R. Krishna Kumar
Satellite images show conditions ideal for good rains
Long-term average based on 40 years data shows rainfall is scarce in July
‘The impact of pleasant weather on monsoon is generally not appreciated’
MYSORE: The southwest monsoon may be playing truant in the State but conditions are perfect for good rains during the ensuing days and the scenario is pretty optimistic for Mysore region if satellite updates are any indication.
Latest satellite images sourced from the Agricultural Research Station at Naganahalli on the outskirts of Mysore indicates a thick cloud formation which was absent in the west coast of India all these days.
As if to vindicate the predictions, Mysore received heavy rain on Tuesday.
Research associates point out that the cloud formation is spread over a vast area and irrespective of the movement of the wind, chances of heavy precipitation are high which will depend on certain local atmospheric and weather conditions like high temperature, absence of wind and so on.
Meanwhile, the five-day weather prediction indicates heavy rains and thick cloud formation for Mysore, Mandya and Chamarajanagar districts.

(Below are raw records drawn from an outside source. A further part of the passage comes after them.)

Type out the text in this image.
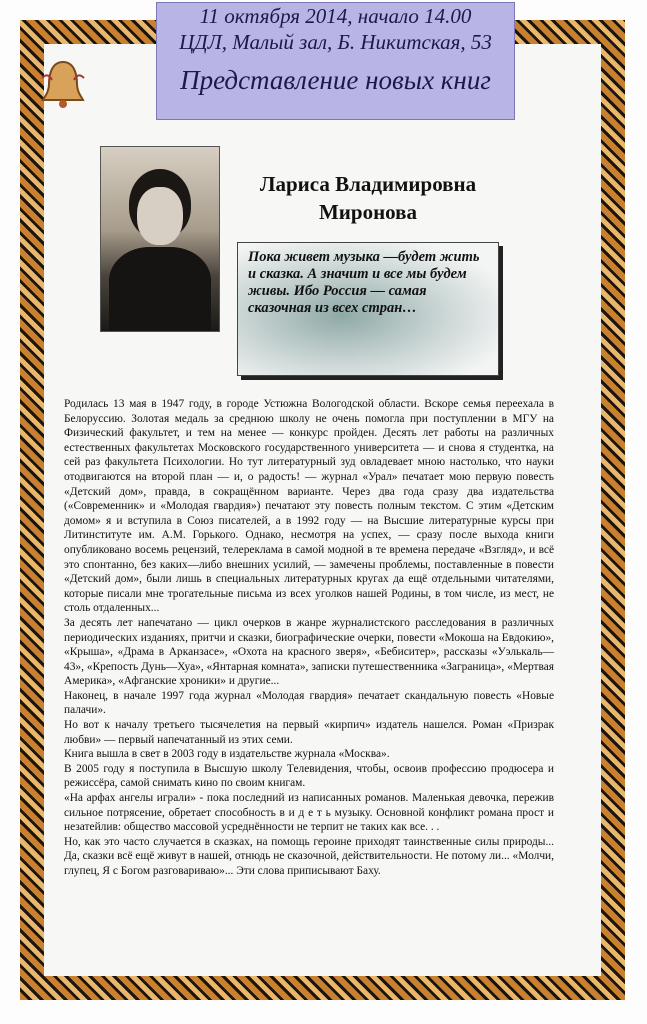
11 октября 2014, начало 14.00
ЦДЛ, Малый зал, Б. Никитская, 53
Представление новых книг
Лариса Владимировна
Миронова

Пока живет музыка —будет жить и сказка. А значит и все мы будем живы. Ибо Россия — самая сказочная из всех стран…

Родилась 13 мая в 1947 году, в городе Устюжна Вологодской области. Вскоре семья переехала в Белоруссию. Золотая медаль за среднюю школу не очень помогла при поступлении в МГУ на Физический факультет, и тем на менее — конкурс пройден. Десять лет работы на различных естественных факультетах Московского государственного университета — и снова я студентка, на сей раз факультета Психологии. Но тут литературный зуд овладевает мною настолько, что науки отодвигаются на второй план — и, о радость! — журнал «Урал» печатает мою первую повесть «Детский дом», правда, в сокращённом варианте. Через два года сразу два издательства («Современник» и «Молодая гвардия») печатают эту повесть полным текстом. С этим «Детским домом» я и вступила в Союз писателей, а в 1992 году — на Высшие литературные курсы при Литинституте им. А.М. Горького. Однако, несмотря на успех, — сразу после выхода книги опубликовано восемь рецензий, телереклама в самой модной в те времена передаче «Взгляд», и всё это спонтанно, без каких—либо внешних усилий, — замечены проблемы, поставленные в повести «Детский дом», были лишь в специальных литературных кругах да ещё отдельными читателями, которые писали мне трогательные письма из всех уголков нашей Родины, в том числе, из мест, не столь отдаленных...

За десять лет напечатано — цикл очерков в жанре журналистского расследования в различных периодических изданиях, притчи и сказки, биографические очерки, повести «Мокоша на Евдокию», «Крыша», «Драма в Арканзасе», «Охота на красного зверя», «Бебиситер», рассказы «Уэлькаль—43», «Крепость Дунь—Хуа», «Янтарная комната», записки путешественника «Заграница», «Мертвая Америка», «Афганские хроники» и другие...

Наконец, в начале 1997 года журнал «Молодая гвардия» печатает скандальную повесть «Новые палачи».

Но вот к началу третьего тысячелетия на первый «кирпич» издатель нашелся. Роман «Призрак любви» — первый напечатанный из этих семи.

Книга вышла в свет в 2003 году в издательстве журнала «Москва».

В 2005 году я поступила в Высшую школу Телевидения, чтобы, освоив профессию продюсера и режиссёра, самой снимать кино по своим книгам.

«На арфах ангелы играли» - пока последний из написанных романов. Маленькая девочка, пережив сильное потрясение, обретает способность в и д е т ь музыку. Основной конфликт романа прост и незатейлив: общество массовой усреднённости не терпит не таких как все. . .

Но, как это часто случается в сказках, на помощь героине приходят таинственные силы природы... Да, сказки всё ещё живут в нашей, отнюдь не сказочной, действительности. Не потому ли... «Молчи, глупец, Я с Богом разговариваю»... Эти слова приписывают Баху.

These are based on various parameters, including humidity, temperature, moisture, wind speed, all of which are sent to the National Centre for Medium Range Weather Forecasting, based at NOIDA, Delhi, according to K. Devaraj, a research associate.
The Agricultural Research Station at Naganahalli has been part of the Experimental Agromet Advisory Services sine April 1999 and is networked to the Indian Meteorology Department and NCMR, Noida from where it receives weather bulletins and rainfall pattern updates.
While there is dismay over the weakening of southwest monsoon in this region, weather experts say this is normal and the long-term average based on 40 years data indicates that rainfall is scarce during July.
The average monthly rainfall of 40 years for July in Mysore district is 52.9 mm and the district has so far received only 3.5 mm of rains as on July 15.
But this too is normal and if the 40 mm rains predicted during the next few days materialise then it evens out.
Similarly, the average rains for June is 55.1 mm against which the region received 55.4 mm which is reckoned as normal. But what went unnoticed was that Mysore received 130.3 mm of rainfall in March 2008 which is the highest ever recorded.
“In contrast, the region received nil rainfall in March 2007. As a result of heavy rainfall in March this year, the temperature dipped considerably and there was no sufficient evaporation because of lack of heat nor did humidity build up. So despite the onset of southwest monsoon, the local weather condition is not ideal for precipitation and hence the region is witnessing poor rainfall in July,” said Mr. Devaraj.
While people generally welcome the pleasant and cloudy weather conditions during summer, the impact on monsoon is not appreciated.
The result is either a delay in rains or poor precipitation, according to experts.
But all this depends on hosts of local conditions and Mysore region, as most parts of Karnataka, have experienced dry weather so far but there are traces of an early revival of southwest monsoon as indicated by the satellite images.
Experts say the rainfall in the region has a bimodal distribution pattern as per which a peak is followed by two months of trough and hence peak rainfall may be expected in August or September.
While the rains are generally welcome, the post-monsoon rainfall was a failure last year while pre-monsoon too failed this season but for the record rainfall in March.
The long-term average prediction is normal to good rains this season and hence fears of a drought or a dip in the water-level at the Krishnaraja Sagar, is a remote possibility.